Just like having a high musical I.Q., or verbal intelligence, I think this can be a phenomena that is a top-percentile bracket that one just does not commonly experience. In turn, being aware of such a thing could be completely off your radar. 
In this sense I think seeing Bowie live is actually something akin to seeing history in front of you: a rare, unique individual. I can imagine how someone with this subtle control of personal affect could become famous in other ways, for better or worse. He used it to maximal effect for art. 
Two (yes, I remember I wrote “two things”) - that character-induced effort to control facial musculature was having an impact on his vocal delivery. 
It sounds silly, but when you talk with a smile on your face you sound different, even if you think you are being neutral in your delivery, than if you frown. With Bowie, jutting out the angle of his chin, holding it there, or holding a sideways frown - while singing imparted a subtlety to the sound of the delivery. It yielded the conviction required to sell the character. It imbued color and character. Something that is mostly lacking in 21st century vocal delivery, with it’s perfectly-mediocre, staid execution. 

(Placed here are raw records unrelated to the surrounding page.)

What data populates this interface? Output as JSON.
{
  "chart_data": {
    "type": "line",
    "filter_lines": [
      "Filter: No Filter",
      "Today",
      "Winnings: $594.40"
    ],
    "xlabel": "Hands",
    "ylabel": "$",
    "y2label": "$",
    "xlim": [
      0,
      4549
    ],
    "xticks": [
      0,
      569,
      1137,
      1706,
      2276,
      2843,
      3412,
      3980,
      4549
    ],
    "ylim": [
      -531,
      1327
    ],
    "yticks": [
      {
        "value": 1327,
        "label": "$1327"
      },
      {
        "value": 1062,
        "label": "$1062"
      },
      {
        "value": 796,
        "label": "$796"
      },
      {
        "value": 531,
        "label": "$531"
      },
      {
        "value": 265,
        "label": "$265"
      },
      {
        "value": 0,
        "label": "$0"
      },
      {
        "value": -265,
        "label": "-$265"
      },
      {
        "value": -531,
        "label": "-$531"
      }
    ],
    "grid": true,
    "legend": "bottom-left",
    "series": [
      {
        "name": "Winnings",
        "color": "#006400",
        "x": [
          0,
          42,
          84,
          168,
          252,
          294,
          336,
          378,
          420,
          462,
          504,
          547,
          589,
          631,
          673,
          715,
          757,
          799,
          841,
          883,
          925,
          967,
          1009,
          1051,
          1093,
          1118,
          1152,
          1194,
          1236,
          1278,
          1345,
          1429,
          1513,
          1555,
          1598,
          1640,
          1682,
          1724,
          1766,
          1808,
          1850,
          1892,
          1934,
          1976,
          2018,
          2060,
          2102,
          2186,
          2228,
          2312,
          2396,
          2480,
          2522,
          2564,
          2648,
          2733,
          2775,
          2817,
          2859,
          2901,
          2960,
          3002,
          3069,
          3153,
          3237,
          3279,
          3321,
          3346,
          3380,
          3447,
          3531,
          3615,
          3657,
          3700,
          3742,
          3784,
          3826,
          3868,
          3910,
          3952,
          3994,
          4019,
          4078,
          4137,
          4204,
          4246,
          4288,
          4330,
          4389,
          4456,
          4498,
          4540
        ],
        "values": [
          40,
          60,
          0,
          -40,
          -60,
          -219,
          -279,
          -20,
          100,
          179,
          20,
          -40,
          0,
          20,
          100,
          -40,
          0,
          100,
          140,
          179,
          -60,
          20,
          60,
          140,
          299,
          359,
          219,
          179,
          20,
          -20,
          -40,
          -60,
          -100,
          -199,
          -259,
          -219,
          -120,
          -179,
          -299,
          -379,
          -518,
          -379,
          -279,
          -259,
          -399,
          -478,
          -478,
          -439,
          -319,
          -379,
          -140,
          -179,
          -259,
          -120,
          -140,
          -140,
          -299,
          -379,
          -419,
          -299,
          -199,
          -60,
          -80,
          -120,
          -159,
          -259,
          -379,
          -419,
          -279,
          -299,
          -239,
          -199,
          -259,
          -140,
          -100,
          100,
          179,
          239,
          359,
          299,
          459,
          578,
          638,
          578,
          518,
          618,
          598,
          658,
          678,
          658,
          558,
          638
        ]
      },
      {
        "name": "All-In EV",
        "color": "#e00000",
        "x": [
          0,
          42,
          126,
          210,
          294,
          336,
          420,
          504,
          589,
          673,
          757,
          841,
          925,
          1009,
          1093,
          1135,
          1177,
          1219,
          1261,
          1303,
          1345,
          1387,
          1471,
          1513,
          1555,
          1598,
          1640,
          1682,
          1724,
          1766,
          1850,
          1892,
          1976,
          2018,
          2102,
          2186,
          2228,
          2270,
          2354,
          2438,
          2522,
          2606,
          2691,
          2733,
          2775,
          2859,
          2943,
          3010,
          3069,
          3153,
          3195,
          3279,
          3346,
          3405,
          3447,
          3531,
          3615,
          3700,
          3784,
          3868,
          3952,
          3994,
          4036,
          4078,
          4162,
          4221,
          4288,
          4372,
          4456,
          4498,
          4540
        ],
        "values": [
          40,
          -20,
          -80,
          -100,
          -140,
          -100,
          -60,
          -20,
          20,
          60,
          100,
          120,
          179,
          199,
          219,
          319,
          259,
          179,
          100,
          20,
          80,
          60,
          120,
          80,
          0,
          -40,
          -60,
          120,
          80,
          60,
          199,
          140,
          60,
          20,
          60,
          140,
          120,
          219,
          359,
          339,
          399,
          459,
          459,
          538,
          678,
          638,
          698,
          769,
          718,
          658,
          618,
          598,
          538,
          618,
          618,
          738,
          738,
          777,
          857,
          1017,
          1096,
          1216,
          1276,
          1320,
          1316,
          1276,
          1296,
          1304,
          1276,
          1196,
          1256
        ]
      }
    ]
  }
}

I’m not the biggest Bowie fan, apart from a handful of songs I like greatly. I thought his show would be interesting, but I did not expect captivating. Something akin to enjoying watching Nicholson flip out, or Walken simply be “Walken”, except in 3D in front of you; but with much more potency than is conveyed through secondary media.
It makes me wonder what it’s like to see someone like a De Niro, Dustin Hoffman, 6 feet in front of you in real life portraying a character. Is it a similar potency, that while diluted through a lens still comes across? A thought I would not have pondered prior to seeing - literally - David Bowie.